Вместе с тем наряду с массой бедных и угнетенных людей в составе христианских общин все чаще появляются представители средних и высших общественных слоев, которые начинают задавать тон общим настроениям и оказывают сильнейшее воздействие на жизнь и организацию общин. Показательными являются неоднократно встречающиеся в апостольских посланиях призывы к духовному смирению и примирению, которые подменяли радикальное устранение социального неравенства мистическим, иллюзорным равенством всех перед Христом. «Рабы, — читаем мы в послании Павла к эфесянам, — повинуйтесь господам [своим] по плоти со страхом и трепетом, в простоте сердца вашего, как Христу, не с видимою [только] услужливостью, как человекоугодники, но как рабы Христовы, исполняя волю божию от души, служа с усердием, как господу, а не [как] человекам, зная, что каждый получит от господа по мере добра, которое он сделал, раб ли, или свободный. И вы, господа, поступайте с ними так же, умеряя строгость, зная, что и над вами самими и над ними есть на небесах господь, у которого нет лицеприятия» (Эфес., 6, 5–9; ср. Кол., 3, 22 слл.; 1 Тим., 6, 1–2).
Существенные перемены наблюдаются и в идеологии раннего христианства. Разумеется, главное идейное ядро, представленное учением о мессии — Христе, сохранилось в полном объеме. Более того, есть основание предполагать, что именно в этот поворотный момент, то есть на рубеже I–II веков, образ Христа завершил свое формирование в качестве богочеловека, наделенного яркими характерными чертами и земной биографией. Однако прочие важные идеи в христианском учении подверглись существенной переработке именно в желательном для новых влиятельных слоев направлении.
Так, отраженные в апостольских посланиях эсхатологические устремления отличаются от аналогичных чаяний Апокалипсиса большей ориентацией на терпение и даже прямым отказом от надежды на скорое новое пришествие Христа. В послании Павла к фессалоникийцам настоятельно рекомендуется «не спешить колебаться умом и смущаться ни от духа, ни от слова, ни от послания, как бы нами [посланного], будто уже наступает день Христов» (2 Фес., 2, 2). Приглушаются национально-освободительные и демократические устремления, которые были так характерны для христианства времени Апокалипсиса. Измена первоначальному демократически-революционному духу нашла яркое отражение в словах апостола Павла, которые на многие века стали главным правилом отношении христианства с властями предержащими: «Всякая душа да будет покорна высшим властям; ибо нет власти не от бога, существующие же власти от бога установлены. Посему противящийся власти противится божию установлению; а противящиеся сами навлекут на себя осуждение. Ибо начальствующие страшны не для добрых дел, но для злых. Хочешь ли не бояться власти? Делай добро, и получишь похвалу от нее; ибо начальник есть божий слуга, тебе на добро. Если же делаешь зло, бойся, ибо он не напрасно носит меч: он божий слуга, отмститель в наказание делающему злое. И потому надобно повиноваться не только из страха наказания, но и по совести» (Павел, Рим., 13, 1–5).

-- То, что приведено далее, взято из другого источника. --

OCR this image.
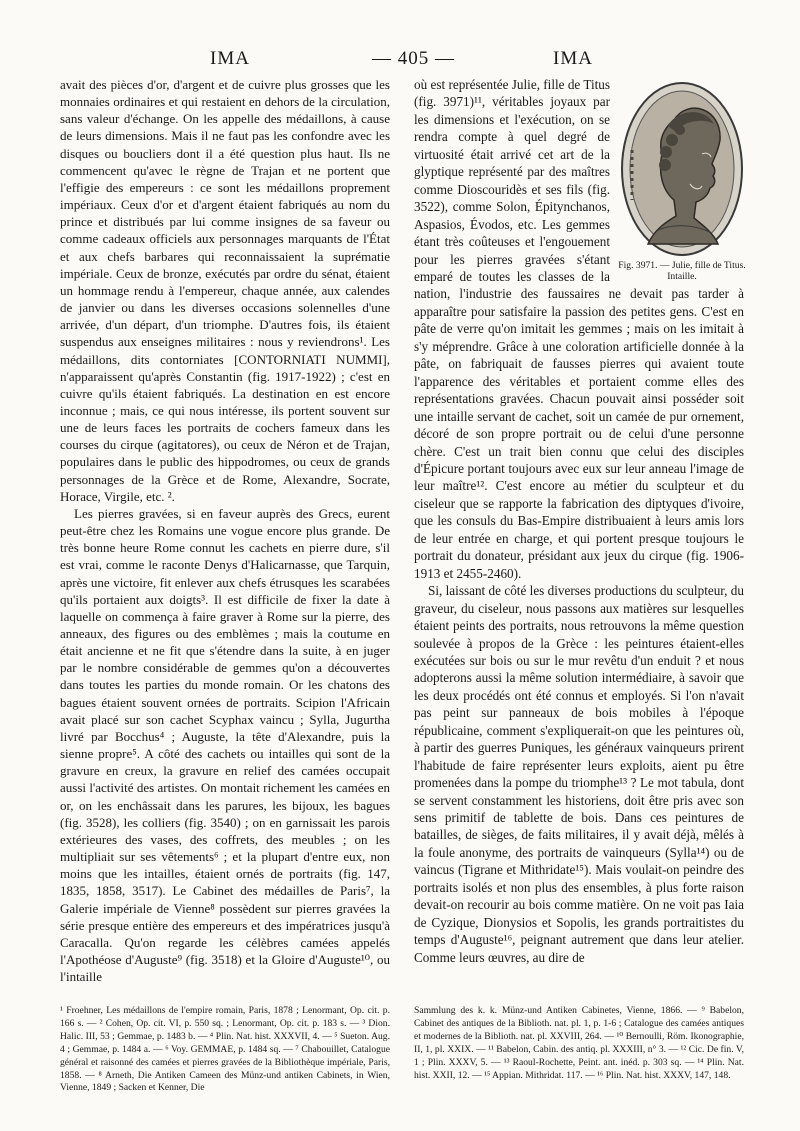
IMA	— 405 —	IMA

avait des pièces d'or, d'argent et de cuivre plus grosses que les monnaies ordinaires et qui restaient en dehors de la circulation, sans valeur d'échange. On les appelle des médaillons, à cause de leurs dimensions. Mais il ne faut pas les confondre avec les disques ou boucliers dont il a été question plus haut. Ils ne commencent qu'avec le règne de Trajan et ne portent que l'effigie des empereurs : ce sont les médaillons proprement impériaux. Ceux d'or et d'argent étaient fabriqués au nom du prince et distribués par lui comme insignes de sa faveur ou comme cadeaux officiels aux personnages marquants de l'État et aux chefs barbares qui reconnaissaient la suprématie impériale. Ceux de bronze, exécutés par ordre du sénat, étaient un hommage rendu à l'empereur, chaque année, aux calendes de janvier ou dans les diverses occasions solennelles d'une arrivée, d'un départ, d'un triomphe. D'autres fois, ils étaient suspendus aux enseignes militaires : nous y reviendrons¹. Les médaillons, dits contorniates [CONTORNIATI NUMMI], n'apparaissent qu'après Constantin (fig. 1917-1922) ; c'est en cuivre qu'ils étaient fabriqués. La destination en est encore inconnue ; mais, ce qui nous intéresse, ils portent souvent sur une de leurs faces les portraits de cochers fameux dans les courses du cirque (agitatores), ou ceux de Néron et de Trajan, populaires dans le public des hippodromes, ou ceux de grands personnages de la Grèce et de Rome, Alexandre, Socrate, Horace, Virgile, etc. ².

Les pierres gravées, si en faveur auprès des Grecs, eurent peut-être chez les Romains une vogue encore plus grande. De très bonne heure Rome connut les cachets en pierre dure, s'il est vrai, comme le raconte Denys d'Halicarnasse, que Tarquin, après une victoire, fit enlever aux chefs étrusques les scarabées qu'ils portaient aux doigts³. Il est difficile de fixer la date à laquelle on commença à faire graver à Rome sur la pierre, des anneaux, des figures ou des emblèmes ; mais la coutume en était ancienne et ne fit que s'étendre dans la suite, à en juger par le nombre considérable de gemmes qu'on a découvertes dans toutes les parties du monde romain. Or les chatons des bagues étaient souvent ornées de portraits. Scipion l'Africain avait placé sur son cachet Scyphax vaincu ; Sylla, Jugurtha livré par Bocchus⁴ ; Auguste, la tête d'Alexandre, puis la sienne propre⁵. A côté des cachets ou intailles qui sont de la gravure en creux, la gravure en relief des camées occupait aussi l'activité des artistes. On montait richement les camées en or, on les enchâssait dans les parures, les bijoux, les bagues (fig. 3528), les colliers (fig. 3540) ; on en garnissait les parois extérieures des vases, des coffrets, des meubles ; on les multipliait sur ses vêtements⁶ ; et la plupart d'entre eux, non moins que les intailles, étaient ornés de portraits (fig. 147, 1835, 1858, 3517). Le Cabinet des médailles de Paris⁷, la Galerie impériale de Vienne⁸ possèdent sur pierres gravées la série presque entière des empereurs et des impératrices jusqu'à Caracalla. Qu'on regarde les célèbres camées appelés l'Apothéose d'Auguste⁹ (fig. 3518) et la Gloire d'Auguste¹⁰, ou l'intaille

Fig. 3971. — Julie, fille de Titus. Intaille.

où est représentée Julie, fille de Titus (fig. 3971)¹¹, véritables joyaux par les dimensions et l'exécution, on se rendra compte à quel degré de virtuosité était arrivé cet art de la glyptique représenté par des maîtres comme Dioscouridès et ses fils (fig. 3522), comme Solon, Épitynchanos, Aspasios, Évodos, etc. Les gemmes étant très coûteuses et l'engouement pour les pierres gravées s'étant emparé de toutes les classes de la nation, l'industrie des faussaires ne devait pas tarder à apparaître pour satisfaire la passion des petites gens. C'est en pâte de verre qu'on imitait les gemmes ; mais on les imitait à s'y méprendre. Grâce à une coloration artificielle donnée à la pâte, on fabriquait de fausses pierres qui avaient toute l'apparence des véritables et portaient comme elles des représentations gravées. Chacun pouvait ainsi posséder soit une intaille servant de cachet, soit un camée de pur ornement, décoré de son propre portrait ou de celui d'une personne chère. C'est un trait bien connu que celui des disciples d'Épicure portant toujours avec eux sur leur anneau l'image de leur maître¹². C'est encore au métier du sculpteur et du ciseleur que se rapporte la fabrication des diptyques d'ivoire, que les consuls du Bas-Empire distribuaient à leurs amis lors de leur entrée en charge, et qui portent presque toujours le portrait du donateur, présidant aux jeux du cirque (fig. 1906-1913 et 2455-2460).

Si, laissant de côté les diverses productions du sculpteur, du graveur, du ciseleur, nous passons aux matières sur lesquelles étaient peints des portraits, nous retrouvons la même question soulevée à propos de la Grèce : les peintures étaient-elles exécutées sur bois ou sur le mur revêtu d'un enduit ? et nous adopterons aussi la même solution intermédiaire, à savoir que les deux procédés ont été connus et employés. Si l'on n'avait pas peint sur panneaux de bois mobiles à l'époque républicaine, comment s'expliquerait-on que les peintures où, à partir des guerres Puniques, les généraux vainqueurs prirent l'habitude de faire représenter leurs exploits, aient pu être promenées dans la pompe du triomphe¹³ ? Le mot tabula, dont se servent constamment les historiens, doit être pris avec son sens primitif de tablette de bois. Dans ces peintures de batailles, de sièges, de faits militaires, il y avait déjà, mêlés à la foule anonyme, des portraits de vainqueurs (Sylla¹⁴) ou de vaincus (Tigrane et Mithridate¹⁵). Mais voulait-on peindre des portraits isolés et non plus des ensembles, à plus forte raison devait-on recourir au bois comme matière. On ne voit pas Iaia de Cyzique, Dionysios et Sopolis, les grands portraitistes du temps d'Auguste¹⁶, peignant autrement que dans leur atelier. Comme leurs œuvres, au dire de

¹ Froehner, Les médaillons de l'empire romain, Paris, 1878 ; Lenormant, Op. cit. p. 166 s. — ² Cohen, Op. cit. VI, p. 550 sq. ; Lenormant, Op. cit. p. 183 s. — ³ Dion. Halic. III, 53 ; Gemmae, p. 1483 b. — ⁴ Plin. Nat. hist. XXXVII, 4. — ⁵ Sueton. Aug. 4 ; Gemmae, p. 1484 a. — ⁶ Voy. GEMMAE, p. 1484 sq. — ⁷ Chabouillet, Catalogue général et raisonné des camées et pierres gravées de la Bibliothèque impériale, Paris, 1858. — ⁸ Arneth, Die Antiken Cameen des Münz-und antiken Cabinets, in Wien, Vienne, 1849 ; Sacken et Kenner, Die
Sammlung des k. k. Münz-und Antiken Cabinetes, Vienne, 1866. — ⁹ Babelon, Cabinet des antiques de la Biblioth. nat. pl. 1, p. 1-6 ; Catalogue des camées antiques et modernes de la Biblioth. nat. pl. XXVIII, 264. — ¹⁰ Bernoulli, Röm. Ikonographie, II, 1, pl. XXIX. — ¹¹ Babelon, Cabin. des antiq. pl. XXXIII, n° 3. — ¹² Cic. De fin. V, 1 ; Plin. XXXV, 5. — ¹³ Raoul-Rochette, Peint. ant. inéd. p. 303 sq. — ¹⁴ Plin. Nat. hist. XXII, 12. — ¹⁵ Appian. Mithridat. 117. — ¹⁶ Plin. Nat. hist. XXXV, 147, 148.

И как бы в порядке своеобразной компенсации за снижение идейного накала ширится догматическая сторона христианского учения. К первоначальным простейшим концепциям первородного греха и искупления кровью христовой добавляются новые догматы о троичности божества (1 Иоанн, 5, 7), о крещении (1 Петр, 3, 21) и, наконец, о церкви. Концепция последней прямо отражает быстро свершавшуюся перемену в организации христианских общин.